The cardinals at the 1878 papal conclave gave him responsibility for the administrative affairs of the conclave by electing him as its governor.

Pope Leo XIII made him a cardinal on 13 December 1880, reserving his name in pectore and announcing his elevation publicly on 27 March 1882. He received his red galero and was assigned the deaconry of Santa Maria in Portico on 30 March 1882.

He became Grand Prior of the Sovereign Order of Jerusalem on 4 March 1885. He opted for the order of cardinal priests and was given the title of San Pancrazio on 1 June 1891. He was named secretary of memorandums on 26 January 1892.

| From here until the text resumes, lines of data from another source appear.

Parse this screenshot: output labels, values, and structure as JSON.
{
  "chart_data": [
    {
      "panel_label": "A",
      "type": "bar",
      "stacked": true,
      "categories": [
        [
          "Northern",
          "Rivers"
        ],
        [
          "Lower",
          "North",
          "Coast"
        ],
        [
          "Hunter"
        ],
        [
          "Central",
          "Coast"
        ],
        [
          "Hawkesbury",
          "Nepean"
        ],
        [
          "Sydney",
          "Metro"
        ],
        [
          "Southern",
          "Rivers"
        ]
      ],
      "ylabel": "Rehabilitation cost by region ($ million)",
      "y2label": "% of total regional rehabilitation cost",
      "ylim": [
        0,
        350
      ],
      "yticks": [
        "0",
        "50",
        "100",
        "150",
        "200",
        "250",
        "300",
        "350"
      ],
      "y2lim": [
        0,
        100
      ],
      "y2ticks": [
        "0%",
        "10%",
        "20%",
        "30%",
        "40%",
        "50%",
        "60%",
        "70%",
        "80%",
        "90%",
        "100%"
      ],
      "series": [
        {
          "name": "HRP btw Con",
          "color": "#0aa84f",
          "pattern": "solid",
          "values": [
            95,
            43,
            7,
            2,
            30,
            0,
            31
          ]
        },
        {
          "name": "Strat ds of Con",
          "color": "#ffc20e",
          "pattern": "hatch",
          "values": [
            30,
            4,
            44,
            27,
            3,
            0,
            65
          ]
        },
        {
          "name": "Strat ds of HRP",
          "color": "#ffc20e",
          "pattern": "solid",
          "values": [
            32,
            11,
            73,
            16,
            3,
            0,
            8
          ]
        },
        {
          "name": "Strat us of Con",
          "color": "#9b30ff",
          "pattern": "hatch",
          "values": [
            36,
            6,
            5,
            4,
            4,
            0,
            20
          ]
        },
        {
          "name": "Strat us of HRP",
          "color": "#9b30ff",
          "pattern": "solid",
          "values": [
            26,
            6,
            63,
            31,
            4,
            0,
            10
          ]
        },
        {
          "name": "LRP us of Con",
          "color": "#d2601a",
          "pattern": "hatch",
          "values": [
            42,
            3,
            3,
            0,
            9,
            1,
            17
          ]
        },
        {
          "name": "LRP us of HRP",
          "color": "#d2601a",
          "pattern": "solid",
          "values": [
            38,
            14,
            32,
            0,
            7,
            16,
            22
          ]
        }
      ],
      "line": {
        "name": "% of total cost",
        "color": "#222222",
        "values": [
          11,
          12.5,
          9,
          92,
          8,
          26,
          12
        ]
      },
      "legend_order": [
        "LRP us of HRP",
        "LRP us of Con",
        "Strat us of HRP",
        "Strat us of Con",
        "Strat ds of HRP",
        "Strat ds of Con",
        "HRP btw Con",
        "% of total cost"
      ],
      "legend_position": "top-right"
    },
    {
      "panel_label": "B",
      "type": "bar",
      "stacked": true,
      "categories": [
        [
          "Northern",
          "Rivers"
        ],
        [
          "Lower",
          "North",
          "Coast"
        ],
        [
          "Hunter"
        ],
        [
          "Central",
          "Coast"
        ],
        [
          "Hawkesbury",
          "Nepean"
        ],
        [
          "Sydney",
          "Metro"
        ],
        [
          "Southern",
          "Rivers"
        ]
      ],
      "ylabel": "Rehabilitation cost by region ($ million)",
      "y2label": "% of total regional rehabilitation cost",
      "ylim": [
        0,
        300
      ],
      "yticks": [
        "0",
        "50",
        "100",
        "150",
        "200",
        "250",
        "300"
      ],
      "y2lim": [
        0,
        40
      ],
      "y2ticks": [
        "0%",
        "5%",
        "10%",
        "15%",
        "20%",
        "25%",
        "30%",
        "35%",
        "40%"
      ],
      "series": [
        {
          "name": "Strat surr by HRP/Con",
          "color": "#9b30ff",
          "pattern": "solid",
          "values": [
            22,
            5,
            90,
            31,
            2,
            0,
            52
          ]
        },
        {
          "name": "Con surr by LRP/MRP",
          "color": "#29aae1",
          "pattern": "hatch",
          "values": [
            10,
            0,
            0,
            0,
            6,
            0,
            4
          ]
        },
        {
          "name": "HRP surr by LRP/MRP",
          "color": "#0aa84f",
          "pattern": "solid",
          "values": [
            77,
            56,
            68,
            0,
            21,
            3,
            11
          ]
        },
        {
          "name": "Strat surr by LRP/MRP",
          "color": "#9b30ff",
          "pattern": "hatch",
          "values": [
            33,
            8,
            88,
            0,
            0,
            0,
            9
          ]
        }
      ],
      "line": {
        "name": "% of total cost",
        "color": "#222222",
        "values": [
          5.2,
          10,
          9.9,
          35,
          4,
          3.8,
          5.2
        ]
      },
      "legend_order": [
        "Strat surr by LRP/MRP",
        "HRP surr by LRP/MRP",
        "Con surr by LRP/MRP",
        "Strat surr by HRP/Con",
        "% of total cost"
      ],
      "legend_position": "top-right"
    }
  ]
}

He was appointed archpriest of St. Peter's Basilica on 6 October 1892 and, as is customary, was prefect of the Fabric of Saint Peter.

Throughout his career he promoted nights schools to provide training for artisans and workmen. He led the Commission for Evening Schools.

He died in Rome on 9 March 1894.

He was buried in the chapel at Verano of the Chapter of the Vatican Basilica.